I shoot RAW files and process in Lightroom.
There is no such thing as an unprocessed image — simply automated processing. The color rendition to match the light sources, choosing the right range of values to make a good exposure, etc. are all basic things.
In the old days, prints would choose the paper grade and exposure time, and you would do “dodging and burning” while making the exposure, and then you chose the developer and timings for the process.
So when I shot my wife’s photo for example, I did it outdoors in the shade against a white reflector I just taped up to use as a background. Those are choices too! Then the first “processing” step is choosing which of 10 or so exposures to use. A burst taken over the span of one second will show different eye positions etc. especially if a blink was taking place.

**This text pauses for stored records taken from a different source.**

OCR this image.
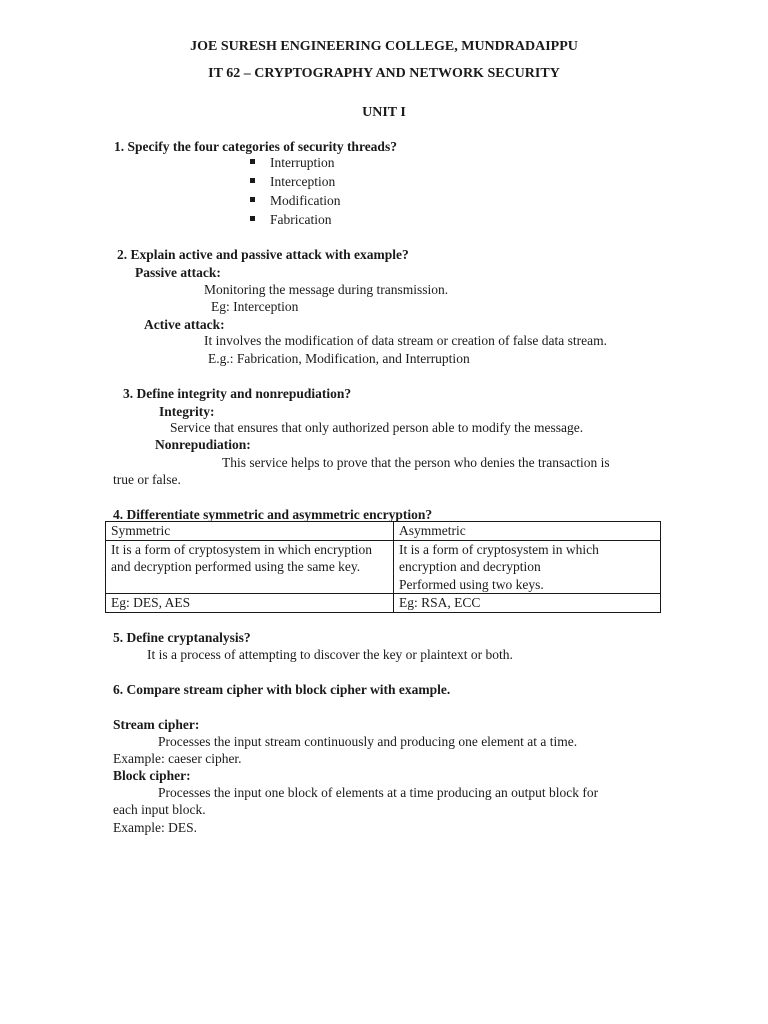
JOE SURESH ENGINEERING COLLEGE, MUNDRADAIPPU
IT 62 – CRYPTOGRAPHY AND NETWORK SECURITY
UNIT I
1. Specify the four categories of security threads?
Interruption
Interception
Modification
Fabrication
2. Explain active and passive attack with example?
Passive attack:
Monitoring the message during transmission.
Eg: Interception
Active attack:
It involves the modification of data stream or creation of false data stream.
E.g.: Fabrication, Modification, and Interruption
3. Define integrity and nonrepudiation?
Integrity:
Service that ensures that only authorized person able to modify the message.
Nonrepudiation:
This service helps to prove that the person who denies the transaction is
true or false.
4. Differentiate symmetric and asymmetric encryption?
Symmetric	Asymmetric
It is a form of cryptosystem in which encryption and decryption performed using the same key.	It is a form of cryptosystem in which encryption and decryption
Performed using two keys.

Eg: DES, AES	Eg: RSA, ECC
5. Define cryptanalysis?
It is a process of attempting to discover the key or plaintext or both.
6. Compare stream cipher with block cipher with example.
Stream cipher:
Processes the input stream continuously and producing one element at a time.
Example: caeser cipher.
Block cipher:
Processes the input one block of elements at a time producing an output block for
each input block.
Example: DES.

Then, I used the relevant control to indicate that the background should be neutral in color. This is not changing the color, as it would be if you started with a finished jpeg file that was blue, orange, or buff when it should be grey as it was in life. This is interpreting the raw data to match the light source.

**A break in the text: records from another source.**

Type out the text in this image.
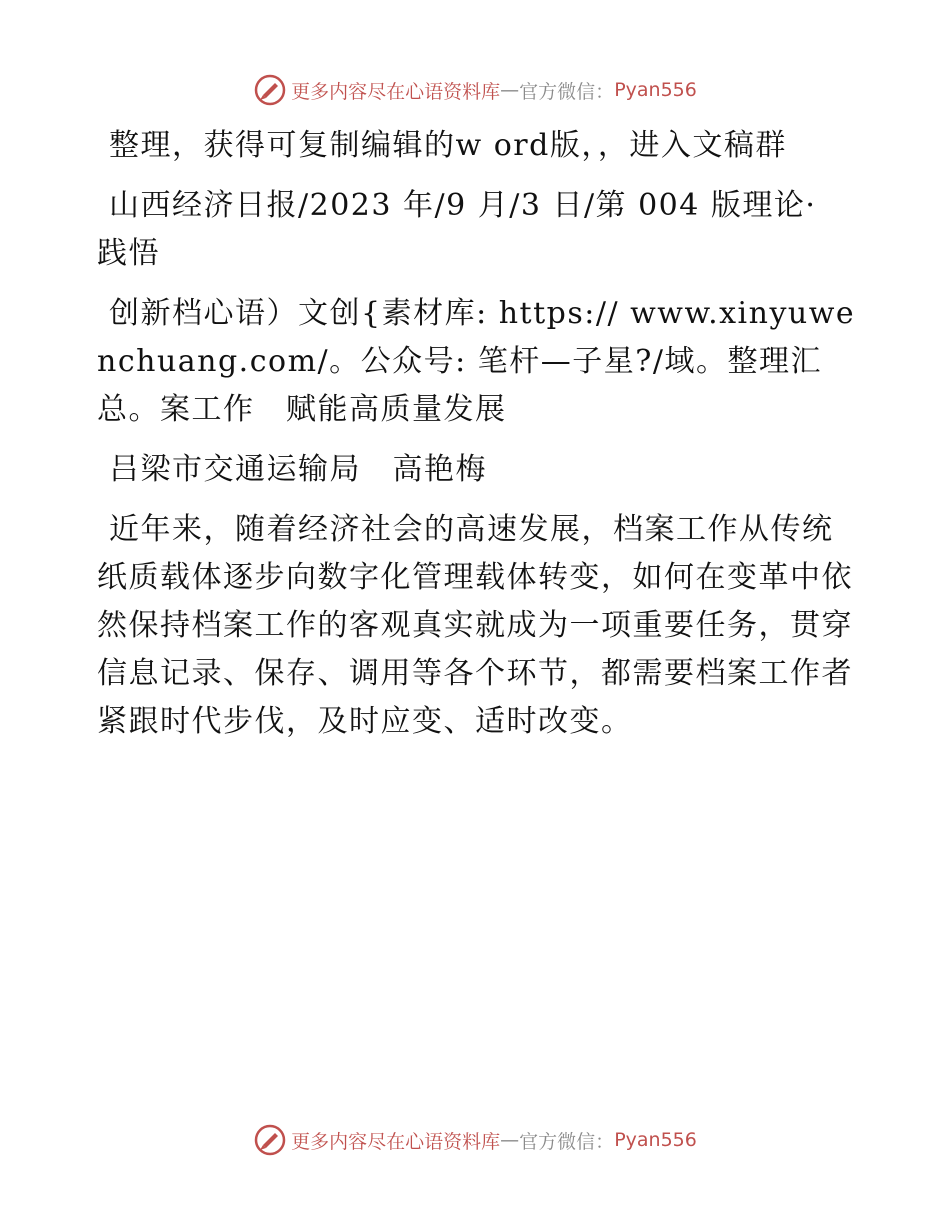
更多内容尽在心语资料库 — 官方微信： Pyan556

整理，获得可复制编辑的w ord版，，进入文稿群

山西经济日报/2023 年/9 月/3 日/第 004 版理论· 践悟

创新档心语）文创{素材库: https:// www.xinyuwenchuang.com/。公众号: 笔杆—子星?/域。整理汇总。案工作　赋能高质量发展

吕梁市交通运输局　高艳梅

近年来，随着经济社会的高速发展，档案工作从传统纸质载体逐步向数字化管理载体转变，如何在变革中依然保持档案工作的客观真实就成为一项重要任务，贯穿信息记录、保存、调用等各个环节，都需要档案工作者紧跟时代步伐，及时应变、适时改变。

更多内容尽在心语资料库 — 官方微信： Pyan556
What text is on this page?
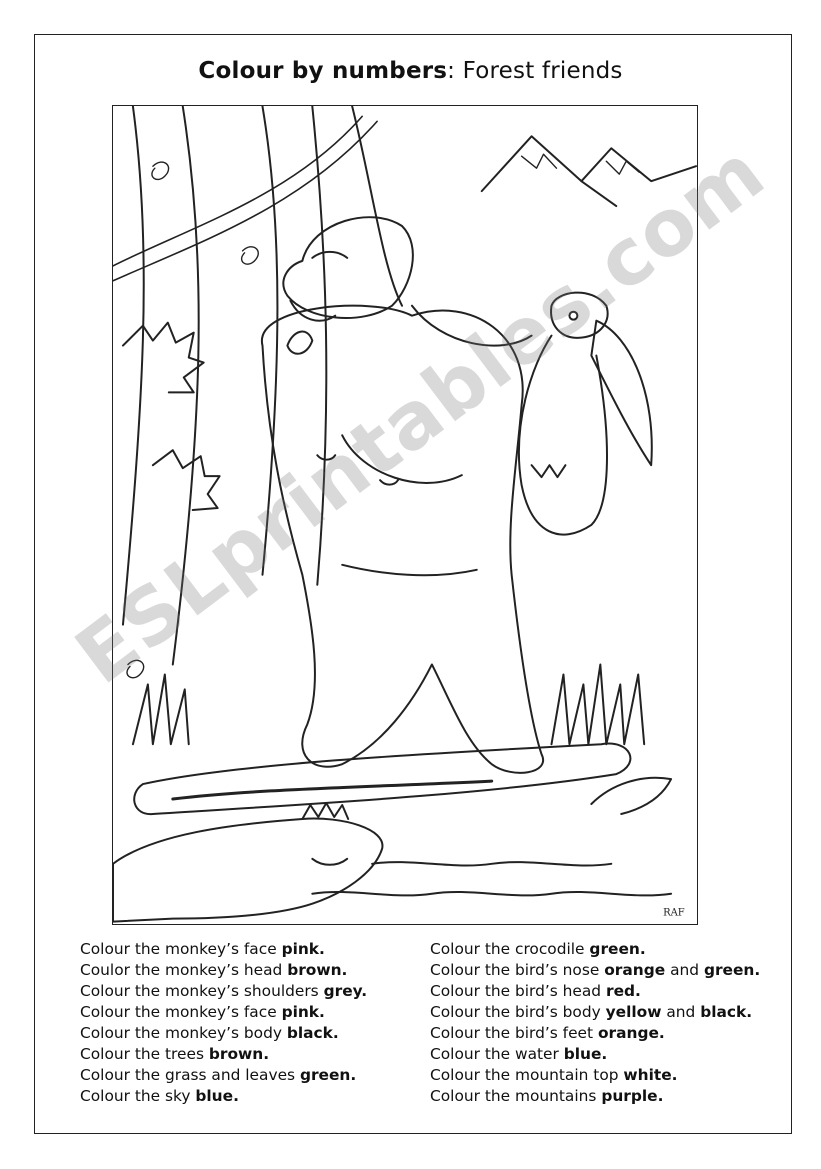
Colour by numbers: Forest friends
RAF
ESLprintables.com
Colour the monkey’s face pink.
Coulor the monkey’s head brown.
Colour the monkey’s shoulders grey.
Colour the monkey’s face pink.
Colour the monkey’s body black.
Colour the trees brown.
Colour the grass and leaves green.
Colour the sky blue.
Colour the crocodile green.
Colour the bird’s nose orange and green.
Colour the bird’s head red.
Colour the bird’s body yellow and black.
Colour the bird’s feet orange.
Colour the water blue.
Colour the mountain top white.
Colour the mountains purple.
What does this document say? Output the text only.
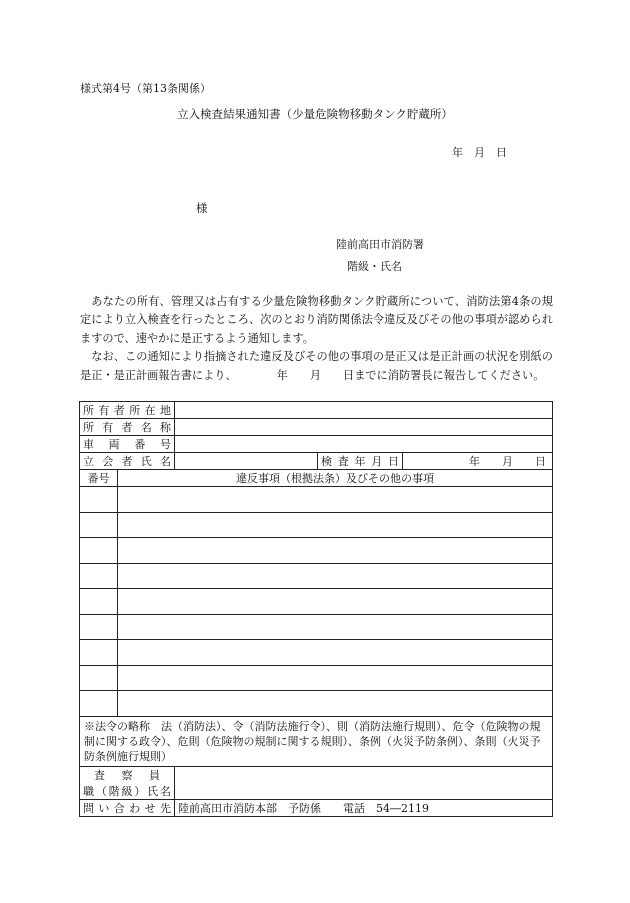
様式第4号（第13条関係）
立入検査結果通知書（少量危険物移動タンク貯蔵所）
年　月　日
様
陸前高田市消防署
階級・氏名

あなたの所有、管理又は占有する少量危険物移動タンク貯蔵所について、消防法第4条の規定により立入検査を行ったところ、次のとおり消防関係法令違反及びその他の事項が認められますので、速やかに是正するよう通知します。

なお、この通知により指摘された違反及びその他の事項の是正又は是正計画の状況を別紙の是正・是正計画報告書により、	年 月 日までに消防署長に報告してください。

所有者所在地				
所有者名称				
車両番号				
立会者氏名			検査年月日	年　　月　　日
番号	違反事項（根拠法条）及びその他の事項			

※法令の略称　法（消防法）、令（消防法施行令）、則（消防法施行規則）、危令（危険物の規制に関する政令）、危則（危険物の規制に関する規則）、条例（火災予防条例）、条則（火災予防条例施行規則）				
査察員				
職（階級）氏名				
問い合わせ先		陸前高田市消防本部　予防係　　電話　54―2119		
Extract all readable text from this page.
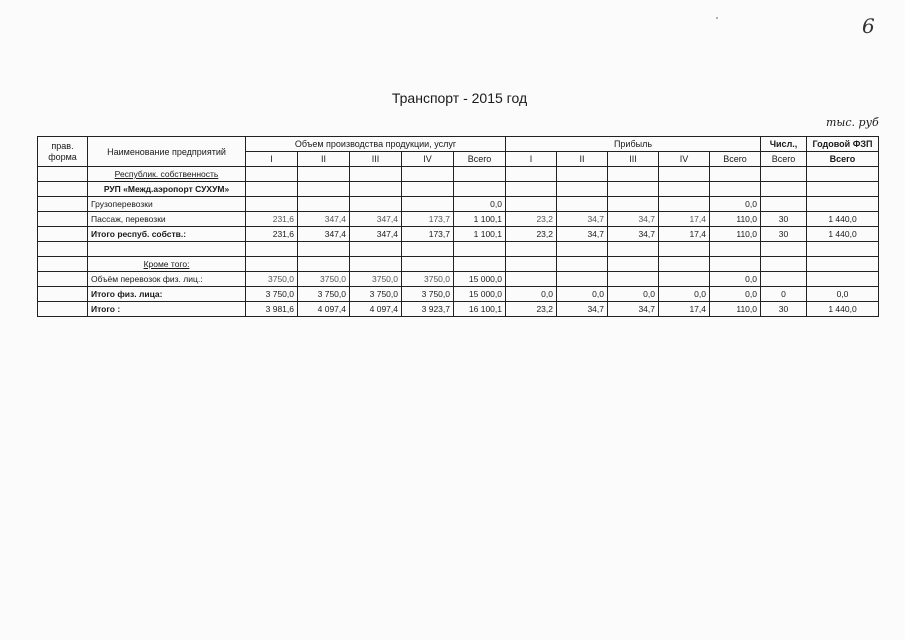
6
Транспорт - 2015 год
тыс. руб
прав. форма	Наименование предприятий	Объем производства продукции, услуг					Прибыль					Числ.,	Годовой ФЗП
		I	II	III	IV	Всего	I	II	III	IV	Всего	Всего	Всего
	Республик. собственность												
	РУП «Межд.аэропорт СУХУМ»												
	Грузоперевозки					0,0					0,0		
	Пассаж, перевозки	231,6	347,4	347,4	173,7	1 100,1	23,2	34,7	34,7	17,4	110,0	30	1 440,0
	Итого респуб. собств.:	231,6	347,4	347,4	173,7	1 100,1	23,2	34,7	34,7	17,4	110,0	30	1 440,0

	Кроме того:												
	Объём перевозок физ. лиц.:	3750,0	3750,0	3750,0	3750,0	15 000,0					0,0		
	Итого физ. лица:	3 750,0	3 750,0	3 750,0	3 750,0	15 000,0	0,0	0,0	0,0	0,0	0,0	0	0,0
	Итого :	3 981,6	4 097,4	4 097,4	3 923,7	16 100,1	23,2	34,7	34,7	17,4	110,0	30	1 440,0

Now the background should be uniform white, not showing cloth folds or anything. That's the brightest thing in the picture, so setting the detailed exposure settings (whites and highlights, in addition to overall exposure control) can push that up while coordinating with the main slider to make the skin look exposed right.
Note that this is the opposite of what an automated system might guess — recovering blown out highlights, bringing out details of the wrinkles in the cloth.
No Photoshop (or explicit pixel manipulation) required. That's just what a good picture takes to make.